Model Referees

In the previous post we saw there’s about a $35$% chance a given referee will agree to review a paper for Ergo. And on average it takes about $5.8$ tries to find two referees for a submission. The full empirical distribution looks like this:

But there’s also an a priori way of exploring an editor’s predicament here, by using a classic model: the negative binomial distribution. So I thougth I’d make a little exercise of seeing how well the model captures the empirical reality here.

Contacting potential referees is a bit like flipping a loaded coin: you keep flipping until you get two heads, then stop. Our question is how many flips it’ll take to get to that point.

Let $p$ be the probability of heads on each toss, and let $T$ be the number of tails you get before landing the second head. The negative binomial model says the probability of getting $t$ tails, $P(T = t)$, is: $$ P(T = t) = \binom{t + 1}{t} p^t (1 - p)^2. $$ And the mean of this distribution is $2(1-p)/p$.

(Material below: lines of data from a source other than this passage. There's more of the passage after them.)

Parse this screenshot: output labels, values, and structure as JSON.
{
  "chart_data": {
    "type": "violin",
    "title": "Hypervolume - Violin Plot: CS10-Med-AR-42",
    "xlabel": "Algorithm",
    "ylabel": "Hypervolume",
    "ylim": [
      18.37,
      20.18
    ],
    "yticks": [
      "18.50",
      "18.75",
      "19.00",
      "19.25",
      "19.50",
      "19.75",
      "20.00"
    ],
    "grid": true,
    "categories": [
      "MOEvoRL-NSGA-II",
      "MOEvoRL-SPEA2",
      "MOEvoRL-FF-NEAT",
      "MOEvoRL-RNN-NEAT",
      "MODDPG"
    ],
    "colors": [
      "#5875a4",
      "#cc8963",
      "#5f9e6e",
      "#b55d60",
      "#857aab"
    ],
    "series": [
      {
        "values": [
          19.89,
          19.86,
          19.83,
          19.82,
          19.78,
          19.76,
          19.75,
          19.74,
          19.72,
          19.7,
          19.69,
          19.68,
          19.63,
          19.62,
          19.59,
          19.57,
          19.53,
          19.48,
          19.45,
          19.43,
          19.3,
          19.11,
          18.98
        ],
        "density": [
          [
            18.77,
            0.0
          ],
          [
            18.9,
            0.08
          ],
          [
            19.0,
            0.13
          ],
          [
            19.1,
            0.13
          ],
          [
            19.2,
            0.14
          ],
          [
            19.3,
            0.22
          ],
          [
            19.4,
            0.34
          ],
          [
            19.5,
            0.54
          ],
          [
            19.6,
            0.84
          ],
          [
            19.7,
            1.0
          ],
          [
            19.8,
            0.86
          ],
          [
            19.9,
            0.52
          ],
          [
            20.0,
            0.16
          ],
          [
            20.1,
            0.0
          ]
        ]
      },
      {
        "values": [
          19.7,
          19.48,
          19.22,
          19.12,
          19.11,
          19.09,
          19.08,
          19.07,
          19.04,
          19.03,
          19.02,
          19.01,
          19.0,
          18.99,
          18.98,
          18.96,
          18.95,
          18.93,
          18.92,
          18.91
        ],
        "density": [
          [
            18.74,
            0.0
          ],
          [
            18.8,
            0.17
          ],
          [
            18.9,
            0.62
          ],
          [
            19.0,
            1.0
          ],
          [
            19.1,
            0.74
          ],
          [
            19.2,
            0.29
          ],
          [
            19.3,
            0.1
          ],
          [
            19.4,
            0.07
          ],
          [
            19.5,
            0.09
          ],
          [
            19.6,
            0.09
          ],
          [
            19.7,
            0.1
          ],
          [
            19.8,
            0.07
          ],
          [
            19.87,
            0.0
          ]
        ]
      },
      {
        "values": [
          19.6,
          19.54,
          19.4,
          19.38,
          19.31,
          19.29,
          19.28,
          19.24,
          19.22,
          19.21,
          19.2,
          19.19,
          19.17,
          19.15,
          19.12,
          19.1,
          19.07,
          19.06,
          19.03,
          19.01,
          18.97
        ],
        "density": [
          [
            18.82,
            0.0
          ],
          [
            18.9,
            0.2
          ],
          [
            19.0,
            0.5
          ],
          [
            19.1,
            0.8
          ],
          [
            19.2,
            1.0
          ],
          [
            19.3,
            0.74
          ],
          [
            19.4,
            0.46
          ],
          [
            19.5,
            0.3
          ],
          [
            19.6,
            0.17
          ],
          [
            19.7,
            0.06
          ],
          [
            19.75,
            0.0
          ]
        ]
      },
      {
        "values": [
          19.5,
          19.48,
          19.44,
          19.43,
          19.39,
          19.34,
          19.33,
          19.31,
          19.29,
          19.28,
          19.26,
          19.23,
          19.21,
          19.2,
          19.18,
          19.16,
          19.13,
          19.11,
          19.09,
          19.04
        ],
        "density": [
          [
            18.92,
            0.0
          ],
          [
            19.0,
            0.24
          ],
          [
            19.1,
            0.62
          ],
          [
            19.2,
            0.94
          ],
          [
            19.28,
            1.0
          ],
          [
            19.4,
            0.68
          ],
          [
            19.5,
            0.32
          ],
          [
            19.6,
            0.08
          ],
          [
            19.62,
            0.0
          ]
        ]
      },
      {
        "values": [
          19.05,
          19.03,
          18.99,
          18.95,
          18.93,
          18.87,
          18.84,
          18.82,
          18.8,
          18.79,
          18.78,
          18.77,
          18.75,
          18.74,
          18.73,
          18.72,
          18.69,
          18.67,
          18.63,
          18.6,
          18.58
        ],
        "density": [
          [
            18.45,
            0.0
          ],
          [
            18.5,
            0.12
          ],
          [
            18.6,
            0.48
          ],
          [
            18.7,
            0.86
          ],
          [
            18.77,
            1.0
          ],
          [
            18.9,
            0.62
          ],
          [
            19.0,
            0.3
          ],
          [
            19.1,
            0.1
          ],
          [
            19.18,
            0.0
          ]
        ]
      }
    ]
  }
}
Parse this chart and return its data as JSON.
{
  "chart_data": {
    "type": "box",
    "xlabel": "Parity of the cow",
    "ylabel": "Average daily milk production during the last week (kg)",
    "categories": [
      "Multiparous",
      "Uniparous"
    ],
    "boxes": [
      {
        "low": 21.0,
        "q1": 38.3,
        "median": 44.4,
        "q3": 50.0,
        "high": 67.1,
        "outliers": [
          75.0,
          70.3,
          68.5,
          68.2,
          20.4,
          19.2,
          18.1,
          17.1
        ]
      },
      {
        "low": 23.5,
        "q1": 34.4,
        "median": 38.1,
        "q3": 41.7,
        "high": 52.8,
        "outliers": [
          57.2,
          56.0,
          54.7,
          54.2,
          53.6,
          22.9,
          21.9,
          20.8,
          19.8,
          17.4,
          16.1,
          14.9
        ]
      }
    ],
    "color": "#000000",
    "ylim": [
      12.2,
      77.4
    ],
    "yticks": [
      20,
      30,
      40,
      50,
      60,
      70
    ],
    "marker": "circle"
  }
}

If the coin is fair, $p = .5$, and we should expect to get $T = 2$ tails: $$ 2(1-p)/p = 2(1-.5)/.5 = 2. $$ An editor’s “coin” is biased against them though, at least at Ergo: $p = .35$. So we would expect $T = 3.7$ referees on average to decline before we get two takers: $$ 2(1-p)/p = 2(1-.35)/.35 = 3.7. $$ In other words, we expect it to take on average $5.7$ tries to secure two referees for a submission, which very closely matches the empirical average of $5.8$!

How about the full distribution, how well does it match the empirical reality?

The model peaks a bit early, but otherwise it’s pretty accurate.

Of course, mileage may vary depending on the journal. For example, Ergo has a pretty high desk-rejection rate—about $67$%. And referees may be more willing to agree when they know a submission has already passed that hurdle.

So let’s conclude by looking at the model’s predictions when referees are more/less likely to agree. Here are the predictions for some plausible values of $p$. The mean $\mu$ is the corresponding number of invites required to secure two reviews, on average.

All these models assume that referees’ responses are independent, like flips of a coin, which isn’t too realistic. But given how close the model is for Ergo, it might still be good enough for other journals too.